任軍一頭冷汗連聲稱是:“老闆教訓得是,這次我的確大意了。”
“大意了就要找機會彌補。這個孟串兒初出茅廬就撿了這麼大的便宜,以後圈子裡傳出來,我這張老臉還往哪擺?”
任軍望着一臉深意的董事長,頗爲踟躕:“呃……您的意思是?”
“錢的事情是小事,誅人要誅心。”
任軍恍然大悟:“明白!”
小山茶樓裡,小城正在那擺弄一堆茶寵,於小山泡了一壺熟普,遞給了小城一個杯子。
“你說你這堆蛤蟆小人當時買的時候每個都幾萬,現在用錢你一個都賣不出去,沒TM啥用。”
“什麼蛤蟆小人!那是金蟾小僧佛像,再說我也不賣啊,你滾犢子吧你。”
“你跟我那個要做外貿芯片的朋友聊了沒?”
“嗯。”
“嗯個雞毛,到底聊還是沒聊?”
“聊了!這事要做利潤挺大,但是得去米國常駐,條件不允許呀。”
於小山給金蟾澆了一杯茶:“這事再說吧,孟串兒是不會讓我再去折騰任何生意的,對了,我這個茶樓和那個小茶園你幫我合計合計賣了,我有急用。”
“啥玩意?茶園你費了那麼多心思說不要就不要了?芯片現在多搶手啊,你折騰折騰估計不到半年就把吳鵬錢還上了,都不用等三年,別一天天總孟串兒孟串兒的,孟串兒讓你吃屎你吃不吃?”
“滾幾把犢子,就這麼定了。先說好,賣了之後跟買家說每年供我點茶就行。茶樓裡的所有擺件也一併全送了,我現在沒心思管這些。而且我看你也應該找點事做了,天天長到這裡連公司都快不要了。”
說完於小山把掛在椅子上的外套拿起來就走了,小城傻了吧唧地衝着他背影恨恨地罵了一句:“挺大個歲數的老爺們掉進愛情裡跟傻B沒什麼區別。”
小城一個人在茶樓辦公室裡撓半天頭。這茶樓已經待出感情了,於小山居然要賣。
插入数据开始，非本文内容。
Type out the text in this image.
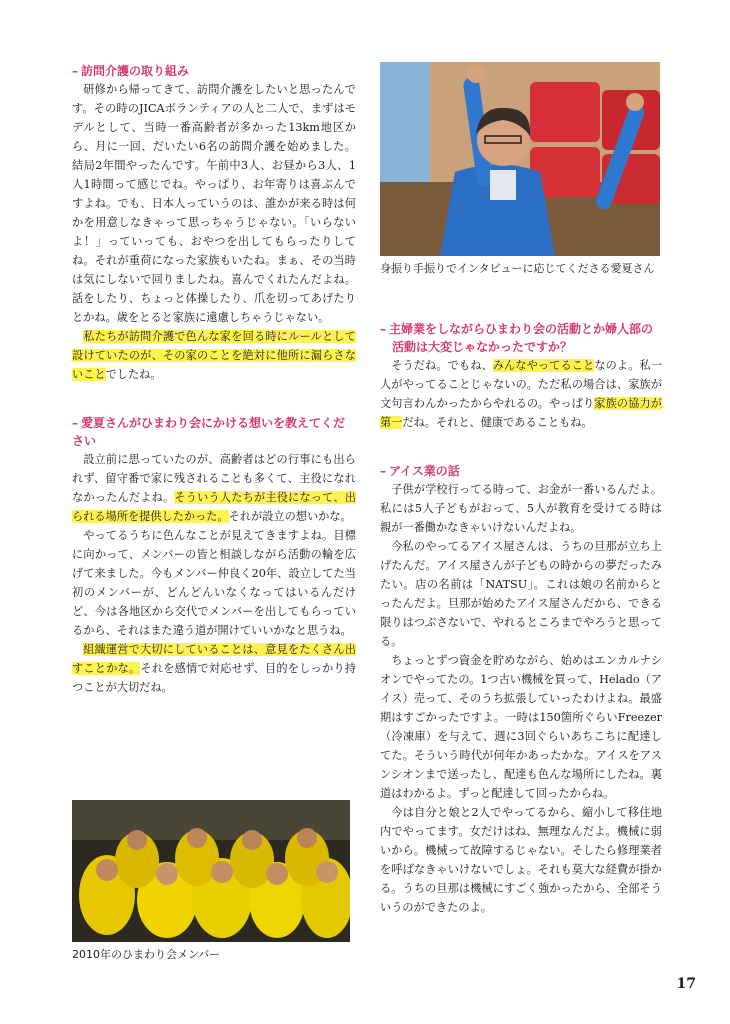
– 訪問介護の取り組み

研修から帰ってきて、訪問介護をしたいと思ったんです。その時のJICAボランティアの人と二人で、まずはモデルとして、当時一番高齢者が多かった13km地区から、月に一回、だいたい6名の訪問介護を始めました。結局2年間やったんです。午前中3人、お昼から3人、1人1時間って感じでね。やっぱり、お年寄りは喜ぶんですよね。でも、日本人っていうのは、誰かが来る時は何かを用意しなきゃって思っちゃうじゃない。「いらないよ！」っていっても、おやつを出してもらったりしてね。それが重荷になった家族もいたね。まぁ、その当時は気にしないで回りましたね。喜んでくれたんだよね。話をしたり、ちょっと体操したり、爪を切ってあげたりとかね。歳をとると家族に遠慮しちゃうじゃない。

私たちが訪問介護で色んな家を回る時にルールとして設けていたのが、その家のことを絶対に他所に漏らさないことでしたね。

– 愛夏さんがひまわり会にかける想いを教えてください

設立前に思っていたのが、高齢者はどの行事にも出られず、留守番で家に残されることも多くて、主役になれなかったんだよね。そういう人たちが主役になって、出られる場所を提供したかった。それが設立の想いかな。

やってるうちに色んなことが見えてきますよね。目標に向かって、メンバーの皆と相談しながら活動の輪を広げて来ました。今もメンバー仲良く20年、設立してた当初のメンバーが、どんどんいなくなってはいるんだけど、今は各地区から交代でメンバーを出してもらっているから、それはまた違う道が開けていいかなと思うね。

組織運営で大切にしていることは、意見をたくさん出すことかな。それを感情で対応せず、目的をしっかり持つことが大切だね。

2010年のひまわり会メンバー
身振り手振りでインタビューに応じてくださる愛夏さん
– 主婦業をしながらひまわり会の活動とか婦人部の活動は大変じゃなかったですか？

そうだね。でもね、みんなやってることなのよ。私一人がやってることじゃないの。ただ私の場合は、家族が文句言わんかったからやれるの。やっぱり家族の協力が第一だね。それと、健康であることもね。

– アイス業の話

子供が学校行ってる時って、お金が一番いるんだよ。私には5人子どもがおって、5人が教育を受けてる時は親が一番働かなきゃいけないんだよね。

今私のやってるアイス屋さんは、うちの旦那が立ち上げたんだ。アイス屋さんが子どもの時からの夢だったみたい。店の名前は「NATSU」。これは娘の名前からとったんだよ。旦那が始めたアイス屋さんだから、できる限りはつぶさないで、やれるところまでやろうと思ってる。

ちょっとずつ資金を貯めながら、始めはエンカルナシオンでやってたの。1つ古い機械を買って、Helado（アイス）売って、そのうち拡張していったわけよね。最盛期はすごかったですよ。一時は150箇所ぐらいFreezer（冷凍庫）を与えて、週に3回ぐらいあちこちに配達してた。そういう時代が何年かあったかな。アイスをアスンシオンまで送ったし、配達も色んな場所にしたね。裏道はわかるよ。ずっと配達して回ったからね。

今は自分と娘と2人でやってるから、縮小して移住地内でやってます。女だけはね、無理なんだよ。機械に弱いから。機械って故障するじゃない。そしたら修理業者を呼ばなきゃいけないでしょ。それも莫大な経費が掛かる。うちの旦那は機械にすごく強かったから、全部そういうのができたのよ。

17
這裡面的每個椅子,每本書,每幅字畫都是他親手挑選親手佈置的。
到底出了什麼大事,一定要賣自己的心血。據20年來小城對於小山的瞭解,他作出賣茶樓這個決定一定在腦子裡過了千遍萬遍,不是萬不得已都不會走到這步。
而且,自己的房地產生意眼瞅着一路下滑,他真的累了不想折騰了。每天守在茶樓喝喝茶,靜靜心形成了習慣。茶樓要是賣了,自己每天連個待着的地方都沒有了。
看着那副龍飛鳳舞咋看也看不懂的《陶然忘機》,小城決定用自己手裡剩下僅有的錢把這個茶樓和福建那個茶園偷偷買下來。不告訴於小山,就跟他說賣出去了。
也許,有一天於小山東山再起了,還會想着把這個地方贖回來。一定會有那麼一天,小城想。